According to a study by the Congressional Budget Office (CBO), the increase in the U.S. illegal immigrant population is expected to reduce the budget deficit by nearly $1 trillion over the next decade.
CBO ForecastThese are based on the net amount of economic activity generated, taxes paid, and benefits allocated by the immigrant groups included in the study.
The nonpartisan agency estimates that between 2021 and 2026, the net immigrant population growth will be 8.7 million, an average increase of 1.7 million per year above the pre-2020 average of 200,000 annual net immigration.
CBO based its projections on the expected economic impact of a population surge of 8.7 million people between 2024 and 2034.

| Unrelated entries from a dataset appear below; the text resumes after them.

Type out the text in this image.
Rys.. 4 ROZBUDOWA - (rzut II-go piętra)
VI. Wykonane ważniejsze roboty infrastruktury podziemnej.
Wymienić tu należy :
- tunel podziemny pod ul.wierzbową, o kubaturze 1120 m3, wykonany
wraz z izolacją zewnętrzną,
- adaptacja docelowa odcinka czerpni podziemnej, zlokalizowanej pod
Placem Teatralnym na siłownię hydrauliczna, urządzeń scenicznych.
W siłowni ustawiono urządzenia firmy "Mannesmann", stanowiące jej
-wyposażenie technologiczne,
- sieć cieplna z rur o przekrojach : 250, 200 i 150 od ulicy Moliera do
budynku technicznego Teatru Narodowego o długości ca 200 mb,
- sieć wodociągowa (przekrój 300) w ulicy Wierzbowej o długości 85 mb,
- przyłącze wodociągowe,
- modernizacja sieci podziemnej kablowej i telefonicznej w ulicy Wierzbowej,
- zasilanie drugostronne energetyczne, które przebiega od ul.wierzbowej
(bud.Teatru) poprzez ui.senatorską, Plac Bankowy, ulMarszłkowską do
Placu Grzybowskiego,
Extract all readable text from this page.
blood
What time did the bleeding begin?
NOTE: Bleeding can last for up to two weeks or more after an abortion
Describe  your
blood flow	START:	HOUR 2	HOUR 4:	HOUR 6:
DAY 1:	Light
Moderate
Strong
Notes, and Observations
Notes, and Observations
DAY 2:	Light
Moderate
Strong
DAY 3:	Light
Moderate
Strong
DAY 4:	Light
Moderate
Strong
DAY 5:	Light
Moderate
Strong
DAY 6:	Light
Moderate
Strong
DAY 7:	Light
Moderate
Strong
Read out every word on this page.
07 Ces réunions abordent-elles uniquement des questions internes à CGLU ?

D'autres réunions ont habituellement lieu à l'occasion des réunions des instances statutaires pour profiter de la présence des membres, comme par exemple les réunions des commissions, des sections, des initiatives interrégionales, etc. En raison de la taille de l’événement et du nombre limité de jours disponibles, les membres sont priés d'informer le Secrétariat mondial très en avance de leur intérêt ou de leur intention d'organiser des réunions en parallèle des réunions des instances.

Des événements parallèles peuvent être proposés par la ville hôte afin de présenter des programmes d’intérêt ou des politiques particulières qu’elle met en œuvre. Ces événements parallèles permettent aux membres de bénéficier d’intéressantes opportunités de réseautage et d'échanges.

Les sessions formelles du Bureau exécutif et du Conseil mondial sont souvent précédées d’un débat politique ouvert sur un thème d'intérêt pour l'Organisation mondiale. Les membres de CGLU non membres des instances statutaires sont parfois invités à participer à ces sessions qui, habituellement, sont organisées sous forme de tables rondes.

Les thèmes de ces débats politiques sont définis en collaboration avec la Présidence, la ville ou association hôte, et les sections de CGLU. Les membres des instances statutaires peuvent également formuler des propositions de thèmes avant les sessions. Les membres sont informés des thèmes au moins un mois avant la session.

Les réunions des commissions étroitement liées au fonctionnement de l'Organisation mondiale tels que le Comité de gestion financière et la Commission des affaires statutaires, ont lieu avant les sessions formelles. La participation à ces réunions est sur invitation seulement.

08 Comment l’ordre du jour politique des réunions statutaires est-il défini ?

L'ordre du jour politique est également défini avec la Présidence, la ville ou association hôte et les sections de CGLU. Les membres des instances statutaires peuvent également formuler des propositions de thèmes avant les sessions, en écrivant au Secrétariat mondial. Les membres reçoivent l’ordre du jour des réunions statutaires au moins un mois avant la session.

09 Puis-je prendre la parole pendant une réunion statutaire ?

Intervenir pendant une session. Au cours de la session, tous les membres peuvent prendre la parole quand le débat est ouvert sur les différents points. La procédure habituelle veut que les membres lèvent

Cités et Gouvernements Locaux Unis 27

The report excludes immigrants who have obtained or are eligible to obtain permanent residency, nonimmigrant aliens on temporary work visas, and asylum seekers, and focuses on people paroled at or between border ports of entry, people who have overstayed their visas, and undocumented immigrants who enter the country without being encountered by a U.S. border patrol officer.
This group is projected to increase federal revenues by $1.175 trillion between 2024 and 2034, increase mandatory and net federal spending by $270 billion, and reduce the federal deficit by a net $897 billion.
The economic effect of that population is expected to grow over time, with the net deficit reduction due to its presence projected to be $296 billion from 2024-2028.
CBO’s projections break down the fiscal impacts of illegal immigration into two categories: taxes paid directly by that population and the economic growth spurred by immigrants’ role in consumer and labor markets.
Between 2024 and 2034, the CBO projects that the burgeoning immigrant population will pay $788 billion in taxes and generate $387 billion in additional federal revenue through its impact on the overall economy.
The impact on mandatory spending and interest net spending (how much the presence of immigrants costs the federal government) is also split into two parts: the cost of the benefits themselves and the costs associated with the economic effects of population growth.
The CBO estimates that the federal government will spend $177 billion on benefits for that population between 2024 and 2034, a figure that will grow over time as immigrants and their children become eligible for more government benefits.
The impact on interest payments for this group is estimated to reduce the deficit by about $4 billion between 2024 and 2028, but will trend upward in the second half of the decade, leading to an increase in spending of $101 billion over the entire 2024-2034 period.
CBO estimates that the net effect of taxes paid minus allocated benefits would reduce the deficit by $611 billion between 2024 and 2034, and that the collateral economic effects of illegal and paroled immigration would reduce the deficit by $285 billion over the same period.
CBO does not forecast state and local budgets, but the report says the balance between tax revenues and benefit allocations will depend on each state’s benefit structure.
“The researchers found that, generally, while increased immigration raises more revenues for the federal government than it costs, it tends to raise more costs than revenues for state and local governments,” the report said.
“CBO expects this general pattern to hold true for the immigration surge considered in the report – the 8.7 million people in other categories of aliens who move to the United States between 2021 and 2026 or who remain in the United States after an authorized stay, and their U.S.-born children.”
But the report added that the overall impact on local finances for this particular group of 8.7 million people may deviate from this norm, in part because this group is made up primarily of working-age people who tend to use less social services and pay more tax than children and the elderly.
CBO estimates that the net population increase will be 8.7 million, with about half arriving between 2021 and 2023 and the other half between 2024 and 2026. The researchers came up with figures that project the net number of illegal and parole immigrants will return to the long-term average of 200,000 per year.